5. Significance and Implications

AI Safety and Reliability: If LLMs lack a consistent ToM, their social reasoning is fragile. They may appear competent in familiar contexts but fail catastrophically when generalizing to new, logically equivalent social scenarios. This undermines confidence in their ability to make "reasonable" inferences in novel situations.
Cognitive Science: The findings suggest that the "alien intelligence" of LLMs is fundamentally different from human cognition. Humans possess a unified causal model; LLMs possess a collection of narrow, domain-specific heuristics.

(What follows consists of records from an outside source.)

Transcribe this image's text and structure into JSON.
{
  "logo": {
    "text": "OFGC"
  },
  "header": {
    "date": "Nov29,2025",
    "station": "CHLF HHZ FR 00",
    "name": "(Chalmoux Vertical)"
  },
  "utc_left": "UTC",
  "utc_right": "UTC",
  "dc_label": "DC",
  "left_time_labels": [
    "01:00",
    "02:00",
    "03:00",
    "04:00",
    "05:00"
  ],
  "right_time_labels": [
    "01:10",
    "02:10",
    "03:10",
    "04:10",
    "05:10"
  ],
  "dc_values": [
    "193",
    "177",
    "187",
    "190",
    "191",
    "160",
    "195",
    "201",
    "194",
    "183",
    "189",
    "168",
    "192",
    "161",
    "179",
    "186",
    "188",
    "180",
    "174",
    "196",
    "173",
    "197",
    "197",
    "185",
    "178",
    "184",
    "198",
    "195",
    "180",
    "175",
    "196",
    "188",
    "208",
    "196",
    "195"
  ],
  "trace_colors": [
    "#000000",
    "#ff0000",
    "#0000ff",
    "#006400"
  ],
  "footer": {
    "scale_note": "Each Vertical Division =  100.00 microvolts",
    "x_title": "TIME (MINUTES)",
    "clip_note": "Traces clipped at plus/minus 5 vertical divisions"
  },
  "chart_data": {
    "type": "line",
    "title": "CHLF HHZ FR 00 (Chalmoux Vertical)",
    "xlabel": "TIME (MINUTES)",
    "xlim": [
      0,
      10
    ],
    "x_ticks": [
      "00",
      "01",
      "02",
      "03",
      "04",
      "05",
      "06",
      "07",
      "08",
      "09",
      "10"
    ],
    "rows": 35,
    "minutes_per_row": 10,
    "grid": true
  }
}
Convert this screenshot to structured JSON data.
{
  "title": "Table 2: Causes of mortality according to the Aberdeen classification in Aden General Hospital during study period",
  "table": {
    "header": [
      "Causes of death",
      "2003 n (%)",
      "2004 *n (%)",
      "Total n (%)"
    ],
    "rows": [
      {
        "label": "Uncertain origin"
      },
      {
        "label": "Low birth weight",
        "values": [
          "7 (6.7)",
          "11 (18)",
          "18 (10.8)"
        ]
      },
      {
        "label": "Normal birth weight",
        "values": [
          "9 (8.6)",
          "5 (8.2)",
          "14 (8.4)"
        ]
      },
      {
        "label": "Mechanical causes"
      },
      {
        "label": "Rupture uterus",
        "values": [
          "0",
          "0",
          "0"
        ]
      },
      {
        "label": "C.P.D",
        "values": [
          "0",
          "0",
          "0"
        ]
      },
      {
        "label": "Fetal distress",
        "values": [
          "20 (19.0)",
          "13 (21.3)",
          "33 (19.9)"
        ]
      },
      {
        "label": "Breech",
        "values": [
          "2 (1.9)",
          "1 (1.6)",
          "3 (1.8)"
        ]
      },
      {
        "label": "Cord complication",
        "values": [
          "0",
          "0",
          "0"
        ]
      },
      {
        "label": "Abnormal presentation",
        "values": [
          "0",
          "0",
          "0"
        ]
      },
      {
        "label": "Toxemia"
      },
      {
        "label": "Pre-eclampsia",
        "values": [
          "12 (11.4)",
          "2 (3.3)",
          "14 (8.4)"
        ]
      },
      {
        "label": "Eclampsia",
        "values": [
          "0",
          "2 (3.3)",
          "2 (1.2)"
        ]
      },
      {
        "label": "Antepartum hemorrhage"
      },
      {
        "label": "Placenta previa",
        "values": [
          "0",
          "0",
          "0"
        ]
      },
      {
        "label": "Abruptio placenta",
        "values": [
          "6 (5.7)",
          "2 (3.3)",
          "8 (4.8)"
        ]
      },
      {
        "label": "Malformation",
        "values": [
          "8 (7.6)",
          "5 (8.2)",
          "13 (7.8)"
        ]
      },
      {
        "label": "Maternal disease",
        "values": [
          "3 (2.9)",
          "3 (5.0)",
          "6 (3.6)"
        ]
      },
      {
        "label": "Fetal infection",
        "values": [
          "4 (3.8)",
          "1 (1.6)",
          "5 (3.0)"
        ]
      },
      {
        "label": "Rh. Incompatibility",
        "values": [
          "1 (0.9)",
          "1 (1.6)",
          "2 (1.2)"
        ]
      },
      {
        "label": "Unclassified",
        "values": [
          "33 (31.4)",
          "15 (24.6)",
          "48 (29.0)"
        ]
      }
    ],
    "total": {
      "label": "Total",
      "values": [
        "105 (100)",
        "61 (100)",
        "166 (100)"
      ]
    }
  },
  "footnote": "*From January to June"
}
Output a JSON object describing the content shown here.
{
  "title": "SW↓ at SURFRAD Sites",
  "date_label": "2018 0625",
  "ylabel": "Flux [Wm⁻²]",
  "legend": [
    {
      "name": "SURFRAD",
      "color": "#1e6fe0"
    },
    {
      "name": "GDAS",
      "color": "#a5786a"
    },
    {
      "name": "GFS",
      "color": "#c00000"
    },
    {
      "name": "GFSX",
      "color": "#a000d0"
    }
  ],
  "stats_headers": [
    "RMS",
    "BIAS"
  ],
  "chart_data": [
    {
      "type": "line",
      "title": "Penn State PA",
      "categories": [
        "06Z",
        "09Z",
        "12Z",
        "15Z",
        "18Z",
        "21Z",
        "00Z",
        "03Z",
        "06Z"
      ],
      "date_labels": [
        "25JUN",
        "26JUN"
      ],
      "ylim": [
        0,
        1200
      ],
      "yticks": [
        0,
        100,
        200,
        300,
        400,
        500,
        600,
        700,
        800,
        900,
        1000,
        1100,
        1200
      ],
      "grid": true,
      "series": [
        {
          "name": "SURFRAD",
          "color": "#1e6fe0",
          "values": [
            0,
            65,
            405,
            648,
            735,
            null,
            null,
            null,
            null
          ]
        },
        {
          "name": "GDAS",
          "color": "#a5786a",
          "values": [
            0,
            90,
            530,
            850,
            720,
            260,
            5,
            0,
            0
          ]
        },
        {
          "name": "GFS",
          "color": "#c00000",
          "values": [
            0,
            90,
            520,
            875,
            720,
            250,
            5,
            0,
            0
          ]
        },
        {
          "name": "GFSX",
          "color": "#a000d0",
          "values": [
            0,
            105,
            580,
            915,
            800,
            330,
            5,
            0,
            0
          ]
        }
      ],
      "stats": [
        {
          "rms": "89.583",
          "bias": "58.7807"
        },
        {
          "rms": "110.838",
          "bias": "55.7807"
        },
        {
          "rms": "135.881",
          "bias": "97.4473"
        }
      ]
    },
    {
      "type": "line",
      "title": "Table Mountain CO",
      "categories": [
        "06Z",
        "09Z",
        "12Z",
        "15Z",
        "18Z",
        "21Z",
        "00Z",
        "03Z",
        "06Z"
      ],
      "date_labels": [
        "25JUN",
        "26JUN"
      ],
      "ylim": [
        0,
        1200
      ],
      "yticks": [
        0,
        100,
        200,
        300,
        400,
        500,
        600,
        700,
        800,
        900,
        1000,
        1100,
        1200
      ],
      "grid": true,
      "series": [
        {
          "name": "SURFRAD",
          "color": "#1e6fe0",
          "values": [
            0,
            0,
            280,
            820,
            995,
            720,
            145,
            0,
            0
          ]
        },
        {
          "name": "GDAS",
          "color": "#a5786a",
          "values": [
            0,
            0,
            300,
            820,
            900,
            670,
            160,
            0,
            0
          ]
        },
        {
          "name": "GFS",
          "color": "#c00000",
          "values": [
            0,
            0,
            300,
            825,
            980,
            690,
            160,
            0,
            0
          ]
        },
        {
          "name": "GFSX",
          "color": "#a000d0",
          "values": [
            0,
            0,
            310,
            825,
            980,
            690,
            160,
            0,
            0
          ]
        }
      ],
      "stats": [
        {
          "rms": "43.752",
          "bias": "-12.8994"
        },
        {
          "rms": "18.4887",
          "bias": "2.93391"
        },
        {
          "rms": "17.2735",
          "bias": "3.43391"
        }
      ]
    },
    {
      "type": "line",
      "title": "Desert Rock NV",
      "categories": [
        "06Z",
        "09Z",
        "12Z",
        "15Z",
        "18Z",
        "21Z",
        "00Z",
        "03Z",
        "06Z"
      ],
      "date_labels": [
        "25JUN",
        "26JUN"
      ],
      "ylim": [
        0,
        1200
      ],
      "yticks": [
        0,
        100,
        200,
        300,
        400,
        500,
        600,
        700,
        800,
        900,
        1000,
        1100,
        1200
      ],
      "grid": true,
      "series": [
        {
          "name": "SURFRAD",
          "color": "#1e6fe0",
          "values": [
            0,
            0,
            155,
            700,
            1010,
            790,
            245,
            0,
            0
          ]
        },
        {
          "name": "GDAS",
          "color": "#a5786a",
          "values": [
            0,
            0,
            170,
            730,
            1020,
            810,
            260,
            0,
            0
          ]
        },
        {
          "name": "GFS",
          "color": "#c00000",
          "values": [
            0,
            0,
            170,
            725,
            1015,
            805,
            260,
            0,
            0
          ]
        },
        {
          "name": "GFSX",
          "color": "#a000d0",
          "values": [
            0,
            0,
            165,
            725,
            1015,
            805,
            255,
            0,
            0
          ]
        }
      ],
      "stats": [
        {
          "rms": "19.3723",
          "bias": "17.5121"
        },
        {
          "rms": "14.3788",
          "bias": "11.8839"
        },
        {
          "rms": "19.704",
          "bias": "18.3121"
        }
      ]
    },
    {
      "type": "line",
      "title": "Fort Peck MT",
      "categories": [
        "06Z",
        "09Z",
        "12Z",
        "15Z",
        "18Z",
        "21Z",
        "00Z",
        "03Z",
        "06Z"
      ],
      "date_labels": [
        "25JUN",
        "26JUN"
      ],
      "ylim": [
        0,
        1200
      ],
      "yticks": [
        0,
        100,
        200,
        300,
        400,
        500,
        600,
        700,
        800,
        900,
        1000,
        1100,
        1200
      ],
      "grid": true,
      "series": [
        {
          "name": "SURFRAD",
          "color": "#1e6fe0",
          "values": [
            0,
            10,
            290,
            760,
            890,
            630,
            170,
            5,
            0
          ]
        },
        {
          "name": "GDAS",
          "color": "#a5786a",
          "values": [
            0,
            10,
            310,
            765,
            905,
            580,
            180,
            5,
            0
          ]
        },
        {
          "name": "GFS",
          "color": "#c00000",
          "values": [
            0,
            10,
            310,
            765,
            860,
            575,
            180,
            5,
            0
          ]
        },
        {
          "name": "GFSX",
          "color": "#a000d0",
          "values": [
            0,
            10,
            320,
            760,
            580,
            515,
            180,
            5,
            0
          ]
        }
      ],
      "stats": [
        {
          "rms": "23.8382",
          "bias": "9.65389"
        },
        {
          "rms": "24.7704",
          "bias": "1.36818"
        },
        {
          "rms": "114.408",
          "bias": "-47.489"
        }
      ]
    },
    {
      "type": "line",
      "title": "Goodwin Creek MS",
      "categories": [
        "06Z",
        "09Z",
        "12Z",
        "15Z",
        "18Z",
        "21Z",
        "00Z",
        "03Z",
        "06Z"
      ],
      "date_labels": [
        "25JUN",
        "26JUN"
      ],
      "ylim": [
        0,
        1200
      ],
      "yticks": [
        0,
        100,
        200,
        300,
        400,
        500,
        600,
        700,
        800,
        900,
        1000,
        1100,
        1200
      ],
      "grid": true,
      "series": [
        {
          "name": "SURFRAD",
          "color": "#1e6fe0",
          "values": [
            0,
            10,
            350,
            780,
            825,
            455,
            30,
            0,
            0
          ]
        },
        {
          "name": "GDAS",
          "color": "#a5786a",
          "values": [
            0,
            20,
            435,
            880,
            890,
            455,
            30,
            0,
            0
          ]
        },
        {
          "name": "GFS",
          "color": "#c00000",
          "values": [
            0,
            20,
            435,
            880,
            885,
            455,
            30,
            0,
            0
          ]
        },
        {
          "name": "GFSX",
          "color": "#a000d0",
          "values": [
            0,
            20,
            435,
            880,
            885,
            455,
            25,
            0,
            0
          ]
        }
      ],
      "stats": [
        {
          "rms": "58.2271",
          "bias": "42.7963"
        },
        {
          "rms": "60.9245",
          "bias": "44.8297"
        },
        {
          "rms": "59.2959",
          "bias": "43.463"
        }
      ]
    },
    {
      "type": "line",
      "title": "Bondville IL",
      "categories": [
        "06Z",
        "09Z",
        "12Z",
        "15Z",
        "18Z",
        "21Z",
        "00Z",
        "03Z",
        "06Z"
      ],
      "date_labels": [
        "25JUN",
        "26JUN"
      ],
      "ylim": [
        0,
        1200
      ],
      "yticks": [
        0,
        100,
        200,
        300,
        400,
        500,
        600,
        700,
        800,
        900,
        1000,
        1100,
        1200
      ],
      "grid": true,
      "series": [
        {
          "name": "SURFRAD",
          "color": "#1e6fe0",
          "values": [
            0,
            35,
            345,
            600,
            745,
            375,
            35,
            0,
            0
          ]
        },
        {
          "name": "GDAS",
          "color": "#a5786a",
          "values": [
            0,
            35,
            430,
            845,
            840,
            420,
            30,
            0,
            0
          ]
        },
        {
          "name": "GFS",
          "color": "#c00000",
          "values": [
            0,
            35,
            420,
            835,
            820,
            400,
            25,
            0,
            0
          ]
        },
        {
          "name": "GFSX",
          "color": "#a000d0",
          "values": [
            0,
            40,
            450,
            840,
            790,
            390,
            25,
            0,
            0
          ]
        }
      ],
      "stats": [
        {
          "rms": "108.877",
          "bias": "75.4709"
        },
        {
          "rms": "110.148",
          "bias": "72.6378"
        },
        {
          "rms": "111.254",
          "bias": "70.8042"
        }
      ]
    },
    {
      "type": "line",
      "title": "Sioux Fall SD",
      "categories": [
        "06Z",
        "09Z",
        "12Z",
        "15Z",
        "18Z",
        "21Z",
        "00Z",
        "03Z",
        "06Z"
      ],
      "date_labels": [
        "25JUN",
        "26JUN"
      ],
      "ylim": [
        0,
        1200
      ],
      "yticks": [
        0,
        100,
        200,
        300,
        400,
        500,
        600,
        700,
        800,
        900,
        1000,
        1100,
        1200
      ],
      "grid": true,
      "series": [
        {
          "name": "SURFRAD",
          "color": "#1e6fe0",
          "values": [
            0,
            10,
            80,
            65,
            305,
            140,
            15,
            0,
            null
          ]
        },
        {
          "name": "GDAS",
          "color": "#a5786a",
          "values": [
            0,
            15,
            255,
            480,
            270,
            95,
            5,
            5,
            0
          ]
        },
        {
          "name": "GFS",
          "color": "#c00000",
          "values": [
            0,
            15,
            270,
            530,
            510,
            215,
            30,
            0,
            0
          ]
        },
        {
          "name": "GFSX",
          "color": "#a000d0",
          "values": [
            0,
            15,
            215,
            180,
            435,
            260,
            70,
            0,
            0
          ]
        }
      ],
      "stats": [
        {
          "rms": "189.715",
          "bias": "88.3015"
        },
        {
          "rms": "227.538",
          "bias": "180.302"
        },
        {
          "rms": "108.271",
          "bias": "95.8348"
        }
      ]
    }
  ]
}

Future Directions: The authors argue that future evaluations must prioritize structural desiderata (coherence, abstractness, consistency) over human-like benchmarking. They propose formalizing this approach as an open-source metric to assess the "ToM" capabilities of future, more powerful models.
Broader Application: This framework could be applied to other "folk theories" (e.g., physics, economics) and non-human intelligences to determine if they possess genuine causal models or merely statistical approximations.

Final Conclusion: The paper concludes that GPT-4o lacks a Theory of Mind. While it can mimic human social behavior in specific, constrained tasks, it fails to demonstrate the abstract, consistent, and coherent causal modeling required for genuine ToM.